Zum Einsatz kann Geräuschdesign etwa in Zahnarztpraxen kommen. Denn schon der schrille Lärm eines Zahnbohrers kann viele Menschen in Panik versetzen. Ein Forschungsteam um Tomomi Yamada von der japanischen Universität Osaka hat mithilfe von Supercomputern versucht, die Stimmung in Zahnarztpraxen zu verbessern, und dies auf einer Tagung der Acoustical Society of America (ASA) und der Acoustical Society of Japan (ASJ) in Honolulu präsentiert. Die Forschenden analysierten, wie die Luft in und um einen mit Druckluft betriebenen Hochgeschwindigkeitsbohrer strömt und Geräusche erzeugt.

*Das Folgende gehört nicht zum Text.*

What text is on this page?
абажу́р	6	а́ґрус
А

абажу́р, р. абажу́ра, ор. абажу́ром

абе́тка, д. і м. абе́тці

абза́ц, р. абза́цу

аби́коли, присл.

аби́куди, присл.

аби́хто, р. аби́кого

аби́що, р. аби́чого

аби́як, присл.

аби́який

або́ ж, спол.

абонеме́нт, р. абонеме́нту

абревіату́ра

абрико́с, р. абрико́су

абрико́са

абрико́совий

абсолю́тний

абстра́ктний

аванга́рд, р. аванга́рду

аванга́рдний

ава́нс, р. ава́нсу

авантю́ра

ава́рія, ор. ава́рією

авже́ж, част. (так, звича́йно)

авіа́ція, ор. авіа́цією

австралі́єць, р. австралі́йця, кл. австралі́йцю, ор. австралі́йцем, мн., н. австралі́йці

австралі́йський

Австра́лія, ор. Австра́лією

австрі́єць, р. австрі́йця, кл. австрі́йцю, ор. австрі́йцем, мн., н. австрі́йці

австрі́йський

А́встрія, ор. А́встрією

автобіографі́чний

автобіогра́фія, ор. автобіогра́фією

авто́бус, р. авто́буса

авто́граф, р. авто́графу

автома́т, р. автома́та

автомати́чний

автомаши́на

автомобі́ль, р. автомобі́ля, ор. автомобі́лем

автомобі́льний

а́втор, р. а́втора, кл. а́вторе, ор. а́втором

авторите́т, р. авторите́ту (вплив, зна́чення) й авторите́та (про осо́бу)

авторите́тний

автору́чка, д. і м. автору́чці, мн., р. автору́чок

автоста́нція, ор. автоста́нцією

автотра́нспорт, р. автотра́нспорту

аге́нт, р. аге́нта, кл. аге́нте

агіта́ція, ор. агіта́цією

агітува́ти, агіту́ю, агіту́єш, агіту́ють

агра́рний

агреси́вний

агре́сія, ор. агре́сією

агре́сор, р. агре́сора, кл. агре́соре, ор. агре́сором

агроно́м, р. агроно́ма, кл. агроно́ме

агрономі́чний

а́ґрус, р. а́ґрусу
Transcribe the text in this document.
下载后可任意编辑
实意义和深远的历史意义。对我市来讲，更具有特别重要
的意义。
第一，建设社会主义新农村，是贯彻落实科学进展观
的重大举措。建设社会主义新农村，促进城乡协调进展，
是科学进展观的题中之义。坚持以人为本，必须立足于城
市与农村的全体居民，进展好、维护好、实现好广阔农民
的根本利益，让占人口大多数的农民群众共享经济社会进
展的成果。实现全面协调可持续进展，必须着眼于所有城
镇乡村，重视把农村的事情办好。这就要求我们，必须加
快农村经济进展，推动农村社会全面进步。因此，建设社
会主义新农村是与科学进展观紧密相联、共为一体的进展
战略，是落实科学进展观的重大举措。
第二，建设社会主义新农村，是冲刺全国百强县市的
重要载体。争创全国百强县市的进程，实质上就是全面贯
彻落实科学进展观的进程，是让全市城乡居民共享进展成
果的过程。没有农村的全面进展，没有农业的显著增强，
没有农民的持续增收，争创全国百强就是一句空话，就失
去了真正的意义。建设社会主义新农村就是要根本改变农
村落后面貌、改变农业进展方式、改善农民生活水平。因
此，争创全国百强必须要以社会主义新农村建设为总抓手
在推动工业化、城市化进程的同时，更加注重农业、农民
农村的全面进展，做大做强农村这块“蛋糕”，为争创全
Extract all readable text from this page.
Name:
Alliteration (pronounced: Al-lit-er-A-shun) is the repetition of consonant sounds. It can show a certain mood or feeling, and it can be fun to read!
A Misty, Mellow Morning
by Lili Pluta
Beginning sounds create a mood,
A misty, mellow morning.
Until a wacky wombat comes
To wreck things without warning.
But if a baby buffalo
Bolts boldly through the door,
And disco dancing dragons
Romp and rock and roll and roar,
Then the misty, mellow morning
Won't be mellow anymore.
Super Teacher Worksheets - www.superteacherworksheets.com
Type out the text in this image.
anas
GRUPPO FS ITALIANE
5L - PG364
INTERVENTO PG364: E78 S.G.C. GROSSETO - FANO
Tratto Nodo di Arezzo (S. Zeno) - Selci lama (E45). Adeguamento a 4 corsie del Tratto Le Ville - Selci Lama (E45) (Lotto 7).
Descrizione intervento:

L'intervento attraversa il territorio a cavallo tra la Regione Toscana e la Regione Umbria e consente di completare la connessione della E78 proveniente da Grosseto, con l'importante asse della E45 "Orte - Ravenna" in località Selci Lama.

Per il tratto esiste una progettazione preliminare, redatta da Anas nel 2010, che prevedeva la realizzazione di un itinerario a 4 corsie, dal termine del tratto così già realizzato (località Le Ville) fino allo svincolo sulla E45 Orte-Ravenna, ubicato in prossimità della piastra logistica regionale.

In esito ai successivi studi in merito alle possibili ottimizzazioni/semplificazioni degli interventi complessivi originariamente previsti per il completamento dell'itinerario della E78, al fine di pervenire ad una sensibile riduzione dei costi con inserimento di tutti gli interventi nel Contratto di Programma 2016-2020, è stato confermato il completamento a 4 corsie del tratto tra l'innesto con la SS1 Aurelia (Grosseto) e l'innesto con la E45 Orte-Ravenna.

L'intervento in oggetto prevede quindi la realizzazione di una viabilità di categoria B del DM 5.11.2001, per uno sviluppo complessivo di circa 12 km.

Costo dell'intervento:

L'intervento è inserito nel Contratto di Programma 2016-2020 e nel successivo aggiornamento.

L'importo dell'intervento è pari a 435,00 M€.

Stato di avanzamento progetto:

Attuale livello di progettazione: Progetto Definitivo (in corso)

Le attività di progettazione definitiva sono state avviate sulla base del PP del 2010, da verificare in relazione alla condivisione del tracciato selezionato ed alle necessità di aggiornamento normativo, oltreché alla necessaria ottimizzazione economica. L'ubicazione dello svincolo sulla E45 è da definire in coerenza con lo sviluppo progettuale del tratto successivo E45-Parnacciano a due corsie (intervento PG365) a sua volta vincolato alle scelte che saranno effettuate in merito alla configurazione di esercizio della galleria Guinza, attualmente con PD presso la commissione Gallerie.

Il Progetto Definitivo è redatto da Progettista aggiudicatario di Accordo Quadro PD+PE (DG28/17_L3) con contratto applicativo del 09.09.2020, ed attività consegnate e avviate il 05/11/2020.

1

Bei den Bohrern sollte demnach nicht nur die Lautstärke gesenkt, sondern auch die Klangqualität verbessert werden. Tests ergaben überdies, dass gerade Kinder die hochfrequenten Töne als besonders unangenehm wahrnehmen. Das Team arbeitet nun an einem neuen Design, um den Lärm des Bohrers zu minimieren – bei gleicher Leistung des Geräts.